I'm stuck on this problem in the "Relativistic Particle Mechanics" section, number 26. I had no trouble with the first part... but the second part I'm stuck.

"Two identical particles move with velocities +-u along the parallel lines z=0, y=+-a in a frame S, passing x=0 simultaneously. Prove that all centroids determined by observers moving collinearly with these particles lie on the open line-segment x=z=0, |y|<ua/c"...

I had no trouble here. But now:

"Also prove that, keeping the same total (relativistic) mass and angular momentum, two such particles cannot move along lines closer than 2ua/c without breaking the relativistic speed limit."

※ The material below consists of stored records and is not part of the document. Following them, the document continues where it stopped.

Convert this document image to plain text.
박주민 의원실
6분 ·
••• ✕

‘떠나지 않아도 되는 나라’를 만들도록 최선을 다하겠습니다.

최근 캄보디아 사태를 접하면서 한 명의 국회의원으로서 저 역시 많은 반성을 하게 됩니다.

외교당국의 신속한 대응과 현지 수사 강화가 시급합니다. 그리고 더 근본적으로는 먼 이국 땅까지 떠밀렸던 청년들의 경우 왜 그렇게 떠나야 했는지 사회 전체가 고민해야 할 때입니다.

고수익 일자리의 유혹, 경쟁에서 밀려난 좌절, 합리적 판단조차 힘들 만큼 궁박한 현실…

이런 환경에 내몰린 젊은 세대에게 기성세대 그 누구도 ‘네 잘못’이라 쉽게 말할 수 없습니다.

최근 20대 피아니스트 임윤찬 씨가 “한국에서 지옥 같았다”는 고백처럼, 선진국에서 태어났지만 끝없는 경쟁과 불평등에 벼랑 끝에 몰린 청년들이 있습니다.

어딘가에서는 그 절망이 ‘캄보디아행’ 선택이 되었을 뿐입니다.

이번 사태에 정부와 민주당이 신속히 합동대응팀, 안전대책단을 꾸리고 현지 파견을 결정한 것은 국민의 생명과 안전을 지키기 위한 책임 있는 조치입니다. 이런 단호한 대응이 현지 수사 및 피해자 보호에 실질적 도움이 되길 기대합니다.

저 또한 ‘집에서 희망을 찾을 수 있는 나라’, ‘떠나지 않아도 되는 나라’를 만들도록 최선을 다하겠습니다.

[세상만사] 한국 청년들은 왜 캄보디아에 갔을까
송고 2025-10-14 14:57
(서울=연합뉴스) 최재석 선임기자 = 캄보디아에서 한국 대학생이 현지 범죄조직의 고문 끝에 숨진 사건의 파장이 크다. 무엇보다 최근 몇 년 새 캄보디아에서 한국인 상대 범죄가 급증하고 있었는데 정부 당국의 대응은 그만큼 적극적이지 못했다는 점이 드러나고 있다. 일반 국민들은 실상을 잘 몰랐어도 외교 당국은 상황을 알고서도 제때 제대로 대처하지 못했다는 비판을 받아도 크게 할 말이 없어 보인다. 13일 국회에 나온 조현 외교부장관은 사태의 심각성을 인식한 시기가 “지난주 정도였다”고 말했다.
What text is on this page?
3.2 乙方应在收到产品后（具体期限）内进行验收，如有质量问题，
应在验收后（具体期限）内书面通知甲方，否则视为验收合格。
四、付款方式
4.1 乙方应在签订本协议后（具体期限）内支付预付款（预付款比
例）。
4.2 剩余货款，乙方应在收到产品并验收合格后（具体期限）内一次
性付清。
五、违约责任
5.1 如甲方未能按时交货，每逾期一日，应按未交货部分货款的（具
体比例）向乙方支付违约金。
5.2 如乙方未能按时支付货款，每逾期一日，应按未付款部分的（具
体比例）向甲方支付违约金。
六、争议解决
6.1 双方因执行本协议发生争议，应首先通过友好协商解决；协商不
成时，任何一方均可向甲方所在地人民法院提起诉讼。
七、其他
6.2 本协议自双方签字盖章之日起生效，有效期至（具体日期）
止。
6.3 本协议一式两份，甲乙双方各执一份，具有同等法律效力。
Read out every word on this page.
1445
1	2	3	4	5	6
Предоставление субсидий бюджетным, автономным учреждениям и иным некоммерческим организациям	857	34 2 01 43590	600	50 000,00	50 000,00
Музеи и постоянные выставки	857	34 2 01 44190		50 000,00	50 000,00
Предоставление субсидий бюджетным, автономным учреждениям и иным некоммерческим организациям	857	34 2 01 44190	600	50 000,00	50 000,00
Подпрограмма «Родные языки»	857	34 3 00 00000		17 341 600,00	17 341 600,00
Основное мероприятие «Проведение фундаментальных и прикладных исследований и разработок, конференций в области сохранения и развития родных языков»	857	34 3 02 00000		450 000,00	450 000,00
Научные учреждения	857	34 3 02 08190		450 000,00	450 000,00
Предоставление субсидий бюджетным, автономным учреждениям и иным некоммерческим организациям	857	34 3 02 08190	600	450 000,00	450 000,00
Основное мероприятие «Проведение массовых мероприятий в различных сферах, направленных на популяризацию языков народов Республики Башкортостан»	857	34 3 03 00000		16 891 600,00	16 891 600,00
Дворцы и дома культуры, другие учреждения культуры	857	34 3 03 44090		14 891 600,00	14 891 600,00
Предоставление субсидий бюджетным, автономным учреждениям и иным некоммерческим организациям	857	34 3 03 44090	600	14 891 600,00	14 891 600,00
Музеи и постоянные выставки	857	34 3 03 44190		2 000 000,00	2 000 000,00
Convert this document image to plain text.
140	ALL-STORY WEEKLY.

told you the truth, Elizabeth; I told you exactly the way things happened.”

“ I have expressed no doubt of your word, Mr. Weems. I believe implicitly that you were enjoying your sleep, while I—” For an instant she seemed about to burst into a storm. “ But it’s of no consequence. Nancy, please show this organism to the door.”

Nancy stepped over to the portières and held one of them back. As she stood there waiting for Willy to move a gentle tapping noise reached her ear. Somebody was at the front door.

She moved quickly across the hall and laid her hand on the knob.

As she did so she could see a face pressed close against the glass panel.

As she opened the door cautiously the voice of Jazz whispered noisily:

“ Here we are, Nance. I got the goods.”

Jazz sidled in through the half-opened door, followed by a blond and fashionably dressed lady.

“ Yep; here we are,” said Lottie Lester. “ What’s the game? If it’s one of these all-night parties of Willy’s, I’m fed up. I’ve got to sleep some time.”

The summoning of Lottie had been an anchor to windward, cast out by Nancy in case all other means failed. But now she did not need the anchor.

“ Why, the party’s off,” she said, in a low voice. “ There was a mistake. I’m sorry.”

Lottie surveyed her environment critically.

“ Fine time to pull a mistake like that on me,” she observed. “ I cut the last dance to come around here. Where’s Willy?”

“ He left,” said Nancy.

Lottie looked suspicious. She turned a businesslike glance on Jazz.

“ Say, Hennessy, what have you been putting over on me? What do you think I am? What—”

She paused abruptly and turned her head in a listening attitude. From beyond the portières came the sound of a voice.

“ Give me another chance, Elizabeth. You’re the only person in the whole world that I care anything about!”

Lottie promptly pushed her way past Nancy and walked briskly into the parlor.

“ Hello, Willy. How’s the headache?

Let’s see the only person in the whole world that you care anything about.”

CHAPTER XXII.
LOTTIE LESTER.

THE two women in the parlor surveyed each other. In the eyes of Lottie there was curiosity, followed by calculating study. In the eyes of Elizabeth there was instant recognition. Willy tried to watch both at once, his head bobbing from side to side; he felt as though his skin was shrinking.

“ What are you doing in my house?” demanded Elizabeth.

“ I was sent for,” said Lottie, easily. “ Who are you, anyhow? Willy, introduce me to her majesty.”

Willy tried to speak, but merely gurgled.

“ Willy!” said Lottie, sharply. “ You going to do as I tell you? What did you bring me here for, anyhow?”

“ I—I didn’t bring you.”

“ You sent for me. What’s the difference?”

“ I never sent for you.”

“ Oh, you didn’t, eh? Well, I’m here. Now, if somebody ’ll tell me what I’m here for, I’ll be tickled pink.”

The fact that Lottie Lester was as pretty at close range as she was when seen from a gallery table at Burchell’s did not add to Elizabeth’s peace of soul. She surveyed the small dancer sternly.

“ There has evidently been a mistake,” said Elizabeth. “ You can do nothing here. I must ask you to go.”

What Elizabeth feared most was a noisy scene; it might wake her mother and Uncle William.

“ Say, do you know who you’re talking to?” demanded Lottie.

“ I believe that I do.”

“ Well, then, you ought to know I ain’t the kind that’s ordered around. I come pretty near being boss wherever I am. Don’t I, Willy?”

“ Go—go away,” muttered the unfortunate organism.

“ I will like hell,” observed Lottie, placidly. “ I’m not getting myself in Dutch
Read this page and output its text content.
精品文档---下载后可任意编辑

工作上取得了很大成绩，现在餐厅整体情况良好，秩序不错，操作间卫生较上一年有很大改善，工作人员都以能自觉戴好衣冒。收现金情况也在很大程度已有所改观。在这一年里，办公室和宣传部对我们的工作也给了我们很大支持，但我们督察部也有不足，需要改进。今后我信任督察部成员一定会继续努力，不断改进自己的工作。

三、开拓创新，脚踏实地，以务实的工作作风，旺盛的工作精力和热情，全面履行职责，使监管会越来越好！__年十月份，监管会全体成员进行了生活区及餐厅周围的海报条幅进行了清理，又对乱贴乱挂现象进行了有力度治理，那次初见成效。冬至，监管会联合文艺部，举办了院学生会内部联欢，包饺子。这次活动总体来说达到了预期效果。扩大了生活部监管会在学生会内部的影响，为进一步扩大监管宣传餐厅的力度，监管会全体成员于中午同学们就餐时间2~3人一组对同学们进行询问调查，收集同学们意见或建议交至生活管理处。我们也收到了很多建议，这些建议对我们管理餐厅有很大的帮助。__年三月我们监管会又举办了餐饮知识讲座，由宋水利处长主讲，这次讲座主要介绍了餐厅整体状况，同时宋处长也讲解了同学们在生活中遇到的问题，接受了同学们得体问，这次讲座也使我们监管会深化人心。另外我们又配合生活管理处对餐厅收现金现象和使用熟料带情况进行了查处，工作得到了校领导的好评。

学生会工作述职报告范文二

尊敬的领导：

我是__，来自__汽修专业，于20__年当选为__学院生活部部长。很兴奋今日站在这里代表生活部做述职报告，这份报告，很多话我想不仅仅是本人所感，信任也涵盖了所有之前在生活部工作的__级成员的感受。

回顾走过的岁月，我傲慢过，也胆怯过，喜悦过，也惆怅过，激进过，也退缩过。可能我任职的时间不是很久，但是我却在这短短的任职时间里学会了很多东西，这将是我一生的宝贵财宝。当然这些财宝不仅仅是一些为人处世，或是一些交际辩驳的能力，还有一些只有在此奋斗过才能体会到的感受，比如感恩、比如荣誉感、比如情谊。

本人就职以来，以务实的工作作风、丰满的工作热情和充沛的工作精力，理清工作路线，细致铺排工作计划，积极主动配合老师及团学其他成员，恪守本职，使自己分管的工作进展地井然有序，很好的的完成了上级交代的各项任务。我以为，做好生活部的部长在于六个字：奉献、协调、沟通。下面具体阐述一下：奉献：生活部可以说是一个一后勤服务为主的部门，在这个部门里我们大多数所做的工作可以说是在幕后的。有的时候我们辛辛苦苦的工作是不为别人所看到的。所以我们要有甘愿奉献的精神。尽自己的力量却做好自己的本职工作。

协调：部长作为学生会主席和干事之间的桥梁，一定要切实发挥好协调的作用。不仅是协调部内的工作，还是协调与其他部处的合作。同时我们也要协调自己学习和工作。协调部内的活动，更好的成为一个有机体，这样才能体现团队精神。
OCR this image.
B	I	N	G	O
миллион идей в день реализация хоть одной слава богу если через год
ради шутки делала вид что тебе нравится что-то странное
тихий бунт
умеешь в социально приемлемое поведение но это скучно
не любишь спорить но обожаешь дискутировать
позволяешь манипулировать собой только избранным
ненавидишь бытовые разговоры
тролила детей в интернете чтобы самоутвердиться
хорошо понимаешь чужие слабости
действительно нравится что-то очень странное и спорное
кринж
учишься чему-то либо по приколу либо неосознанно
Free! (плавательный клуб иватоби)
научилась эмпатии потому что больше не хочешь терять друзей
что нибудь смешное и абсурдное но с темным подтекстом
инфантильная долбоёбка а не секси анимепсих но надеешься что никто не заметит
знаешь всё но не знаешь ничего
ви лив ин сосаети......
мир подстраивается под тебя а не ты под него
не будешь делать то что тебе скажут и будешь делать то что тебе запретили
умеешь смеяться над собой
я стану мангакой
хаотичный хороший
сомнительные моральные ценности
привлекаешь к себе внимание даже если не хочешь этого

My basic idea was to use the equation for conservation of relativistic mass leading to:

$$\gamma (v_1) + \gamma (v_2) = 2*\gamma (u)$$

And conservation of 3-angular momentum which leads to:

$$\gamma (v_1)*v_1*r_1 + \gamma (v_2)*v_2*r_2 = 2*\gamma (u) * u * a$$

to try and show the required inequality, but haven't been successful. I'd appreciate any help. Thanks.

 

[CarlB]

You've solved the problem, but you're stuck on the algebra. The problem is all those nasty gamma functions. To get rid of them, try dividing your second formula by your first formula. That is, divide left side by left side, right side by right side.

Carl

 

[learningphysics]

Hi Carl. I still don't see it. After dividing out, I can cancel the $$\gamma (u)$$, but still have the other gamma functions.

So I get:

$$\frac{\gamma (v_1) * v_1 * r_1 + \gamma (v_2) * v_2 * r_2}{\gamma (v_1) + \gamma (v_2) } = u * a$$

but I'm not sure what to do here. I'm probably missing something very simple.

 

[robphy]

Often, gamma $$\gamma$$ factors may be more easily manipulated if you use rapidities $$\theta$$.

$$v{\color{red}/c}=\tanh\theta$$
$$\gamma=\displaystyle\frac{1}{\sqrt{1-(v/c)^2}}=\cosh\theta$$
$$v\gamma{\color{red}/c}=\displaystyle\frac{v{\color{red}/c}}{\sqrt{1-(v/c)^2}}=\sinh\theta$$

Once written in terms of rapidities, apply hyperbolic-trig identities and then do algebra.

 

[CarlB]

I'm not sure what to do here. I'm probably missing something very simple.

Try showing that $$\gamma (v_1) = \gamma (v_2)$$.

Carl

 

[learningphysics]

Thanks Carl and robphy. I see that I was over-generalizing the problem. I thought that r1 and r2 could take any values... however this isn't the case since we could take both particles having the same velocity (u) and position (a), and keep the same total relativistic mass and 3-angular momentum (about the origin) while their separation is 0.

So instead assume that the particles are moving in opposite directions along opposite parallel lines each at an equal distance r from the origin (which is what I believe the problem expects).

So we have:
$$\gamma (v_1) + \gamma (v_2) = 2 * \gamma (u)$$

and

$$(\gamma (v_1) * v_1 + \gamma (v_2) * v_2)*r = 2 * \gamma (u) * u * a$$

Divide the two equations:

$$\frac{\gamma (v_1) * v_1 + \gamma (v_2) * v_2 }{\gamma (v_1) + \gamma (v_2) } * r = u * a$$

Using sinh and cosh and solving for r:

$$r = \frac{cosh(\theta_1) + cosh(\theta_2)}{sinh(\theta_1) + sinh(\theta_2)} * u * a/c$$

Using the hyperbolic identites for sum of 2 cosh, and sum of two sinh...

$$r = coth((\theta_1 + \theta_2)/2) * u * a/c$$

$$coth((\theta_1 + \theta_2)/2) > 1$$ so

$$r > ua/c$$

so the separation of the two particles is > than 2ua/c.